Summing rows using formulas with variables

G

Gateway204

Long story short- I have a range, columns are years, rows are
numerical data. I want to be able to enter a start year and an end
year into two different cells (entirely separate from the range) that
feed into a formula that then sums whichever type of data a row
happens to be between those two years. By adding a row at the bottom
of the range that contains A, B, C and so on (and they are in the A,
B, C, etc columns; was there a better way to return the column letter?
I tried COLUMN but only got numerical values, not the letters.) I was
able to return "B", as the first part of a cell reference. The first
data I am trying to sum is in Row 13, so I attempting to sum from B13
to B17. I got the "B" by doing HLOOKUP(B2,B12:AE20,9), but when I try
to add the 13 to make the formula reference cell B13, I get an error
message. How do I make the formula look at cell B13? I am weak on
macros, and know nothing about VBA. Thanks in advance.
 
D

Don Guillett

Long story short- I have a range, columns are years, rows are
numerical data. I want to be able to enter a start year and an end
year into two different cells (entirely separate from the range) that
feed into a formula that then sums whichever type of data a row
happens to be between those two years. By adding a row at the bottom
of the range that contains A, B, C and so on (and they are in the A,
B, C, etc columns; was there a better way to return the column letter?
I tried COLUMN but only got numerical values, not the letters.) I was
able to return "B", as the first part of a cell reference. The first
data I am trying to sum is in Row 13, so I attempting to sum from B13
to B17. I got the "B" by doing HLOOKUP(B2,B12:AE20,9), but when I try
to add the 13 to make the formula reference cell B13, I get an error
message. How do I make the formula look at cell B13? I am weak on
macros, and know nothing about VBA. Thanks in advance.
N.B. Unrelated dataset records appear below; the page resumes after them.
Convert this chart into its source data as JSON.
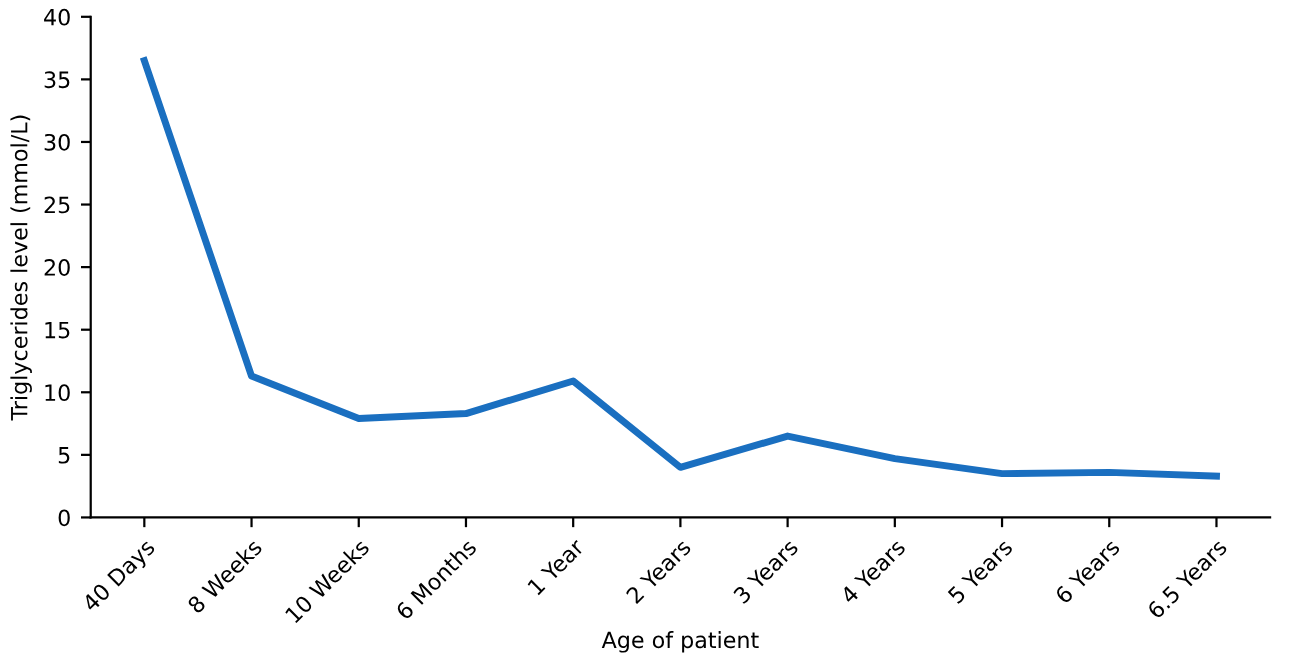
{
  "chart_data": {
    "type": "line",
    "xlabel": "Age of patient",
    "ylabel": "Triglycerides level (mmol/L)",
    "categories": [
      "40 Days",
      "8 Weeks",
      "10 Weeks",
      "6 Months",
      "1 Year",
      "2 Years",
      "3 Years",
      "4 Years",
      "5 Years",
      "6 Years",
      "6.5 Years"
    ],
    "series": [
      {
        "color": "#1a6fc0",
        "values": [
          36.5,
          11.3,
          7.9,
          8.3,
          10.9,
          4.0,
          6.5,
          4.7,
          3.5,
          3.6,
          3.3
        ]
      }
    ],
    "ylim": [
      0,
      40
    ],
    "yticks": [
      0,
      5,
      10,
      15,
      20,
      25,
      30,
      35,
      40
    ],
    "grid": false,
    "legend": false,
    "marker": "none",
    "line_style": "solid"
  }
}
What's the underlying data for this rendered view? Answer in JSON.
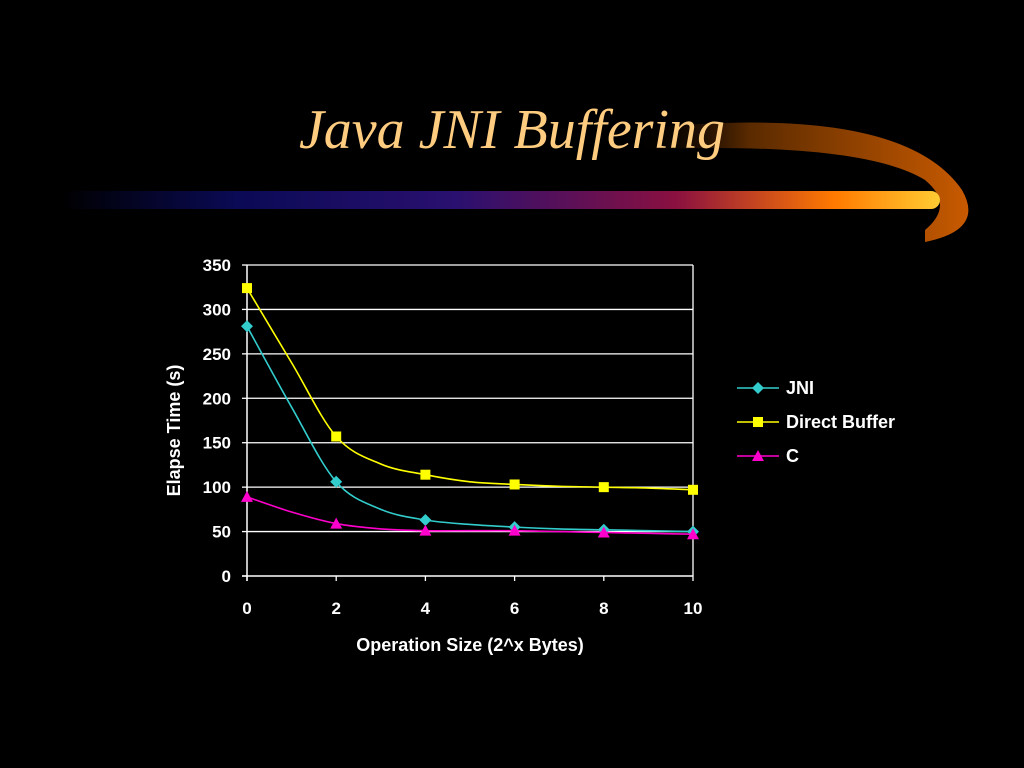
{
  "slide": {
    "title": "Java JNI Buffering"
  },
  "colors": {
    "background": "#000000",
    "title": "#ffcc80",
    "axis": "#ffffff",
    "grid": "#ffffff",
    "plot_background": "#000000"
  },
  "chart_data": {
    "type": "line",
    "title": "",
    "xlabel": "Operation Size (2^x Bytes)",
    "ylabel": "Elapse Time (s)",
    "xlim": [
      0,
      10
    ],
    "ylim": [
      0,
      350
    ],
    "xticks": [
      0,
      2,
      4,
      6,
      8,
      10
    ],
    "yticks": [
      0,
      50,
      100,
      150,
      200,
      250,
      300,
      350
    ],
    "grid": "horizontal",
    "legend_position": "right",
    "series": [
      {
        "name": "JNI",
        "color": "#33cccc",
        "marker": "diamond",
        "x": [
          0,
          1,
          2,
          3,
          4,
          5,
          6,
          7,
          8,
          9,
          10
        ],
        "y": [
          281,
          190,
          106,
          75,
          63,
          58,
          55,
          53,
          52,
          51,
          50
        ]
      },
      {
        "name": "Direct Buffer",
        "color": "#ffff00",
        "marker": "square",
        "x": [
          0,
          1,
          2,
          3,
          4,
          5,
          6,
          7,
          8,
          9,
          10
        ],
        "y": [
          324,
          240,
          157,
          126,
          114,
          106,
          103,
          101,
          100,
          99,
          97
        ]
      },
      {
        "name": "C",
        "color": "#ff00cc",
        "marker": "triangle",
        "x": [
          0,
          1,
          2,
          3,
          4,
          5,
          6,
          7,
          8,
          9,
          10
        ],
        "y": [
          89,
          72,
          59,
          53,
          51,
          51,
          51,
          50,
          49,
          48,
          47
        ]
      }
    ]
  }
}
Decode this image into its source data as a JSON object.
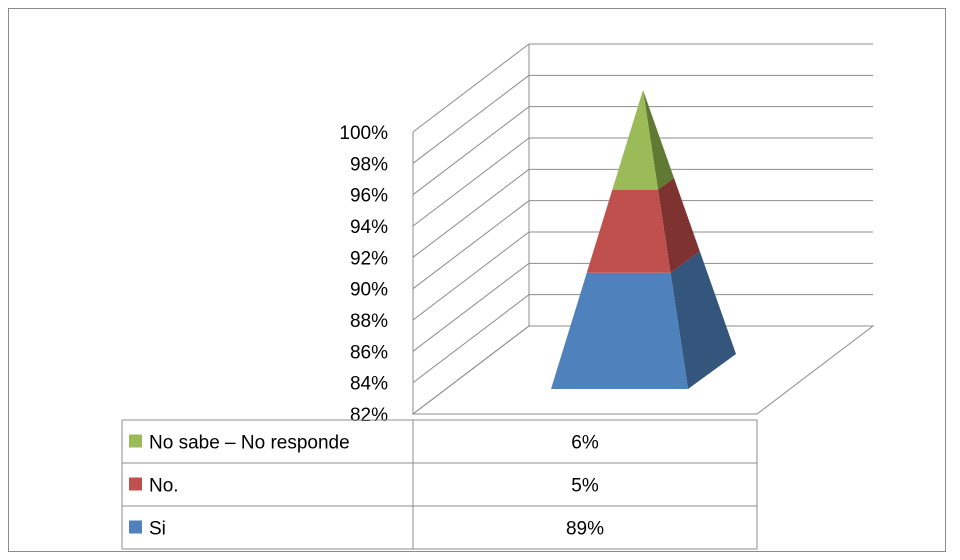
{
  "chart_data": {
    "type": "bar",
    "shape": "3d-pyramid-stacked-100",
    "title": "",
    "xlabel": "",
    "ylabel": "",
    "ylim": [
      82,
      100
    ],
    "y_ticks": [
      "82%",
      "84%",
      "86%",
      "88%",
      "90%",
      "92%",
      "94%",
      "96%",
      "98%",
      "100%"
    ],
    "grid": true,
    "legend": "in data table below chart",
    "series": [
      {
        "name": "No sabe – No responde",
        "value": 6,
        "label": "6%",
        "color": "#9BBB59",
        "dark": "#607A33"
      },
      {
        "name": "No.",
        "value": 5,
        "label": "5%",
        "color": "#C0504D",
        "dark": "#7E3331"
      },
      {
        "name": "Si",
        "value": 89,
        "label": "89%",
        "color": "#4F81BD",
        "dark": "#34557C"
      }
    ]
  }
}
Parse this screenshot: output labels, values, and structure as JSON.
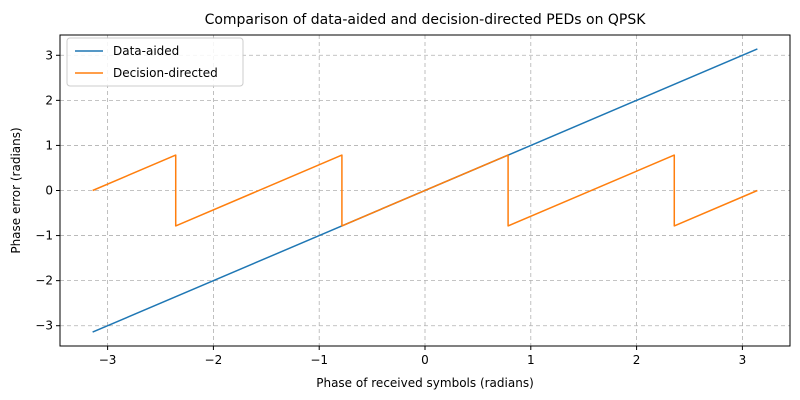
{
  "chart_data": {
    "type": "line",
    "title": "Comparison of data-aided and decision-directed PEDs on QPSK",
    "xlabel": "Phase of received symbols (radians)",
    "ylabel": "Phase error (radians)",
    "xlim": [
      -3.45,
      3.45
    ],
    "ylim": [
      -3.45,
      3.45
    ],
    "xticks": [
      -3,
      -2,
      -1,
      0,
      1,
      2,
      3
    ],
    "yticks": [
      -3,
      -2,
      -1,
      0,
      1,
      2,
      3
    ],
    "xtick_labels": [
      "−3",
      "−2",
      "−1",
      "0",
      "1",
      "2",
      "3"
    ],
    "ytick_labels": [
      "−3",
      "−2",
      "−1",
      "0",
      "1",
      "2",
      "3"
    ],
    "grid": true,
    "legend_position": "top-left",
    "series": [
      {
        "name": "Data-aided",
        "color": "#1f77b4",
        "x": [
          -3.1416,
          3.1416
        ],
        "y": [
          -3.1416,
          3.1416
        ]
      },
      {
        "name": "Decision-directed",
        "color": "#ff7f0e",
        "x": [
          -3.1416,
          -2.3562,
          -2.3562,
          -0.7854,
          -0.7854,
          0.7854,
          0.7854,
          2.3562,
          2.3562,
          3.1416
        ],
        "y": [
          0.0,
          0.7854,
          -0.7854,
          0.7854,
          -0.7854,
          0.7854,
          -0.7854,
          0.7854,
          -0.7854,
          0.0
        ]
      }
    ]
  }
}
how about just using a SUMPRODUCT formula
=sumproduct((a2:a22>=b1)*(a2:a22<b2)*b2:b22)
modify to suit and do NOT use entire columns.
 
R

Ron Rosenfeld

Long story short- I have a range, columns are years, rows are
numerical data. I want to be able to enter a start year and an end
year into two different cells (entirely separate from the range) that
feed into a formula that then sums whichever type of data a row
happens to be between those two years. By adding a row at the bottom
of the range that contains A, B, C and so on (and they are in the A,
B, C, etc columns; was there a better way to return the column letter?
I tried COLUMN but only got numerical values, not the letters.) I was
able to return "B", as the first part of a cell reference. The first
data I am trying to sum is in Row 13, so I attempting to sum from B13
to B17. I got the "B" by doing HLOOKUP(B2,B12:AE20,9), but when I try
to add the 13 to make the formula reference cell B13, I get an error
message. How do I make the formula look at cell B13? I am weak on
macros, and know nothing about VBA. Thanks in advance.
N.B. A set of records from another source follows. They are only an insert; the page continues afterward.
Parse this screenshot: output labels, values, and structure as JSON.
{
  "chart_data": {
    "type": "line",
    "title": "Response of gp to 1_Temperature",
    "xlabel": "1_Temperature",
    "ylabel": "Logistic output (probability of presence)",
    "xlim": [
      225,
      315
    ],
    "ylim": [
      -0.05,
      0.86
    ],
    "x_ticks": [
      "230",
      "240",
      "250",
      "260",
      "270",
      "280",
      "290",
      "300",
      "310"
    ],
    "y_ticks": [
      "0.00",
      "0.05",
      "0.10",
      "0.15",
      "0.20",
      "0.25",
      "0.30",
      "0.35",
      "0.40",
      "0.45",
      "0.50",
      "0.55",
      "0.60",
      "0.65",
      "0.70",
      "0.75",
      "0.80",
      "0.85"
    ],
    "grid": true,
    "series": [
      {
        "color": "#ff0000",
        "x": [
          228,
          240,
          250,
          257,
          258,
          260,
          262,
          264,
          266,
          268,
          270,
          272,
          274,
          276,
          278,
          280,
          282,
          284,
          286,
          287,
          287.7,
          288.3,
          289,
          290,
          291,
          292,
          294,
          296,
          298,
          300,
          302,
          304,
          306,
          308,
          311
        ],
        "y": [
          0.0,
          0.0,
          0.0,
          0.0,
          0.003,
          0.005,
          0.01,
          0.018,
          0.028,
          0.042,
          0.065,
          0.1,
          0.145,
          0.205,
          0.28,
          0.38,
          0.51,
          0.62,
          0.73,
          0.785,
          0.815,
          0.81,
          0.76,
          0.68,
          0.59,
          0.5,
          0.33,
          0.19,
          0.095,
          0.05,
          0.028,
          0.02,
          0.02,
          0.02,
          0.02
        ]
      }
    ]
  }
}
I'm not sure I understand your setup of data, and I do not understand why you want to return the letters relating to the columns which contain the years.

If your years are in columns, then possibly your setup is like:

B1: Year 1 (e.g. 2000)
C1: Year 2 (2001)
D1: Year 3 (2002)
....

And if your data is in rows starting with row 2 and assume a label in A2 with actual data in B2 rightward.

If that is the case, you can sum that part of the row that starts at a StartYear column and ends and an EndYear column with the following formula:

This formula must be **array-entered**:

=SUM(OFFSET($A$1,RowToSum,MATCH(
StartYear,$1:$1,0)-1,1,EndYear-StartYear+1))

StartYear, EndYear and RowToSum are all in individual cells someplace on your worksheet.
RowToSum is the first row of data, Not the row number in the worksheet, but you could equally well MATCH a label similar to the way we used MATCH to determine the StartYear.
If you need to specify multiple rows, that can be done by adjusting the [height] parameter in the OFFSET function similarly to the adjustment we did for the [width] parameter.

----------------------------------------

To **array-enter** a formula, after entering
the formula into the cell or formula bar, hold down
<ctrl><shift> while hitting <enter>. If you did this
correctly, Excel will place braces {...} around the formula.

If your layout is different, you will need to be more explicit.